Snowboarding As Putt-Putt Golf
02/15/2022
A+
|
a-
Print Friendly and PDF

Because skiers go so fast, they need enormous amounts of terrain, with the biggest ski resorts, such as Whistler in British Columbia, covering up to 12 square miles. So famous ski resorts tend to track back to the pre-environmentalism days when some visionary entrepreneur could talk the Forest Service into giving him a permit for Mammoth Mountain or wherever without a lot of costly environmental impact studies.

A secret of snowboarding is that snowboards don’t go as fast as skis, so they don’t need as much room, which makes them a better fit for today’s high land prices and environmental restrictions.

Another secret is that snowboarders fall down more than skiers, so snowboarding is best for teens who feel no pain. So that makes snowboarding seem cool, even though, objectively, it’s not as thrilling as going fast on skis.
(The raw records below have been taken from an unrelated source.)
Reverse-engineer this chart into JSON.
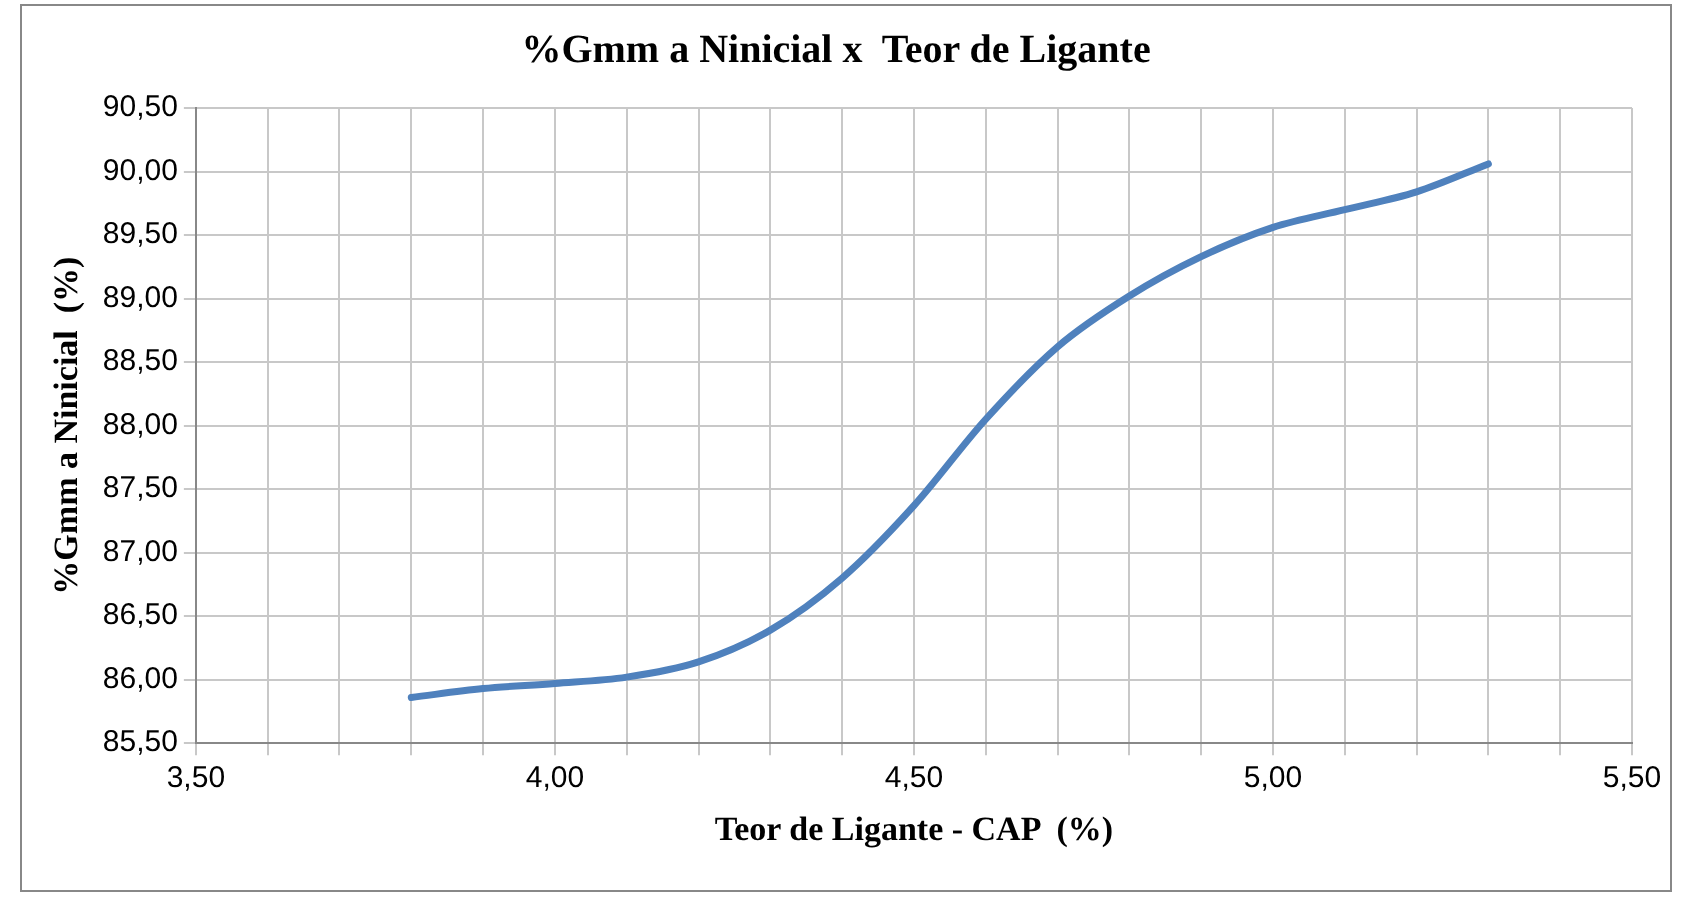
{
  "chart_data": {
    "type": "line",
    "title": "%Gmm a Ninicial x  Teor de Ligante",
    "xlabel": "Teor de Ligante - CAP  (%)",
    "ylabel": "%Gmm a Ninicial  (%)",
    "x": [
      3.8,
      3.9,
      4.0,
      4.1,
      4.2,
      4.3,
      4.4,
      4.5,
      4.6,
      4.7,
      4.8,
      4.9,
      5.0,
      5.1,
      5.2,
      5.3
    ],
    "series": [
      {
        "color": "#4f81bd",
        "values": [
          85.86,
          85.93,
          85.97,
          86.02,
          86.14,
          86.39,
          86.8,
          87.37,
          88.05,
          88.62,
          89.02,
          89.33,
          89.56,
          89.7,
          89.84,
          90.06
        ]
      }
    ],
    "xlim": [
      3.5,
      5.5
    ],
    "xticks": [
      {
        "value": 3.5,
        "label": "3,50"
      },
      {
        "value": 3.6,
        "label": null
      },
      {
        "value": 3.7,
        "label": null
      },
      {
        "value": 3.8,
        "label": null
      },
      {
        "value": 3.9,
        "label": null
      },
      {
        "value": 4.0,
        "label": "4,00"
      },
      {
        "value": 4.1,
        "label": null
      },
      {
        "value": 4.2,
        "label": null
      },
      {
        "value": 4.3,
        "label": null
      },
      {
        "value": 4.4,
        "label": null
      },
      {
        "value": 4.5,
        "label": "4,50"
      },
      {
        "value": 4.6,
        "label": null
      },
      {
        "value": 4.7,
        "label": null
      },
      {
        "value": 4.8,
        "label": null
      },
      {
        "value": 4.9,
        "label": null
      },
      {
        "value": 5.0,
        "label": "5,00"
      },
      {
        "value": 5.1,
        "label": null
      },
      {
        "value": 5.2,
        "label": null
      },
      {
        "value": 5.3,
        "label": null
      },
      {
        "value": 5.4,
        "label": null
      },
      {
        "value": 5.5,
        "label": "5,50"
      }
    ],
    "ylim": [
      85.5,
      90.5
    ],
    "yticks": [
      {
        "value": 85.5,
        "label": "85,50"
      },
      {
        "value": 86,
        "label": "86,00"
      },
      {
        "value": 86.5,
        "label": "86,50"
      },
      {
        "value": 87,
        "label": "87,00"
      },
      {
        "value": 87.5,
        "label": "87,50"
      },
      {
        "value": 88,
        "label": "88,00"
      },
      {
        "value": 88.5,
        "label": "88,50"
      },
      {
        "value": 89,
        "label": "89,00"
      },
      {
        "value": 89.5,
        "label": "89,50"
      },
      {
        "value": 90,
        "label": "90,00"
      },
      {
        "value": 90.5,
        "label": "90,50"
      }
    ],
    "grid": true,
    "legend": false,
    "marker": "none",
    "line_style": "solid"
  }
}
Snowboarding is kind of like if teens had invented a soft golf ball that doesn’t go very far so they could use their drivers on cheap little pitch and putt golf courses instead of on increasingly outlandishly expensive full-size golf courses…and still make it seem cool.

That actually would be a good thing if somebody ever did it for golf.
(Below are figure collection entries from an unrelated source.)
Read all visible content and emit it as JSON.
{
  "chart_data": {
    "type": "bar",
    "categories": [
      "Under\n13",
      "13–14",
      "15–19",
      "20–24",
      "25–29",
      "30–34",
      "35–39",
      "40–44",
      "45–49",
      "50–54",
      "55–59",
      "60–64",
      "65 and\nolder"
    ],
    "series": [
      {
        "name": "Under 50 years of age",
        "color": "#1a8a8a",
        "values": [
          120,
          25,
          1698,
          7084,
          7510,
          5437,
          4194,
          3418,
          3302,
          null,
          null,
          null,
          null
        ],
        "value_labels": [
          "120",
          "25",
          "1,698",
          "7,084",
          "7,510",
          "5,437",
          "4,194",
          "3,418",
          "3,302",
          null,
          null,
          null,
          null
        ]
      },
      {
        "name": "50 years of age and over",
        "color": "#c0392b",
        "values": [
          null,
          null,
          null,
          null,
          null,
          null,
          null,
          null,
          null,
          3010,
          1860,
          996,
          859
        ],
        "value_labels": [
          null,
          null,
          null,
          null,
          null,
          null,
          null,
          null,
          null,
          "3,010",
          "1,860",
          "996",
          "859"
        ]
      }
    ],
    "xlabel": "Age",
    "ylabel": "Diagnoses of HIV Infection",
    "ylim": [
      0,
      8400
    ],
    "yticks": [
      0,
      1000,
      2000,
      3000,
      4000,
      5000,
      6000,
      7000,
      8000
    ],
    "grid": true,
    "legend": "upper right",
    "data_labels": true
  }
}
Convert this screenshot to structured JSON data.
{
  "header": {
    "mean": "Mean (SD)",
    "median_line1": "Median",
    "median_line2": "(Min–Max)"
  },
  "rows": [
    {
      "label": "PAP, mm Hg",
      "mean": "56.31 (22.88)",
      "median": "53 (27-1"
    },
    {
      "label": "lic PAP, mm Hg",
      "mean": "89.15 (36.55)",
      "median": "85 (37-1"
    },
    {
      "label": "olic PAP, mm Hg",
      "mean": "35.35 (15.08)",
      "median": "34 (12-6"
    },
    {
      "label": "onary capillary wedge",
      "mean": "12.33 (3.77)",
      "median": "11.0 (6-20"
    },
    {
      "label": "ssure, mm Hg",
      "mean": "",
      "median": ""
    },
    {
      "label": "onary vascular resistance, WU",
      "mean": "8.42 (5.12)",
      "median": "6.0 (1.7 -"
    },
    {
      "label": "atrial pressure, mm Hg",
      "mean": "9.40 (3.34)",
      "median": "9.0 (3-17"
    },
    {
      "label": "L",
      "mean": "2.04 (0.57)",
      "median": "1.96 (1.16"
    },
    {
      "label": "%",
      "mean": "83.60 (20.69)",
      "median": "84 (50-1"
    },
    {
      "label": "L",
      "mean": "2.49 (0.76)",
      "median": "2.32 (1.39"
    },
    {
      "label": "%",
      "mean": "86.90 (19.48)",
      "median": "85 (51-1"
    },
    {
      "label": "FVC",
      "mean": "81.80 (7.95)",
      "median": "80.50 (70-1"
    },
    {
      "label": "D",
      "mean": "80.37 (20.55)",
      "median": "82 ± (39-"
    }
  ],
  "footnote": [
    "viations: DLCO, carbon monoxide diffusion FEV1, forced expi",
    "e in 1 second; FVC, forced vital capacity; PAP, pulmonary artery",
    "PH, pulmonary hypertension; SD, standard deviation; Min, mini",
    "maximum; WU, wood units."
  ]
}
It’s especially too bad that Chinese golfers in the 1980s fell in love with whomping a regular golf ball regular distances. If Deng Xiaoping were as wise as his admirers claim, he would have required a soft golf ball that only goes the length of a football field and thus golf courses in China would be only 1/4th as big. But instead, the Chinese went with the standard golf ball, which is not a good fit for densely populated China. So you see headlines out of China like, “800 Evicted Farmers Battle 200 Club-Wielding Bandits Hired by Mayor and Golf Course Developer.”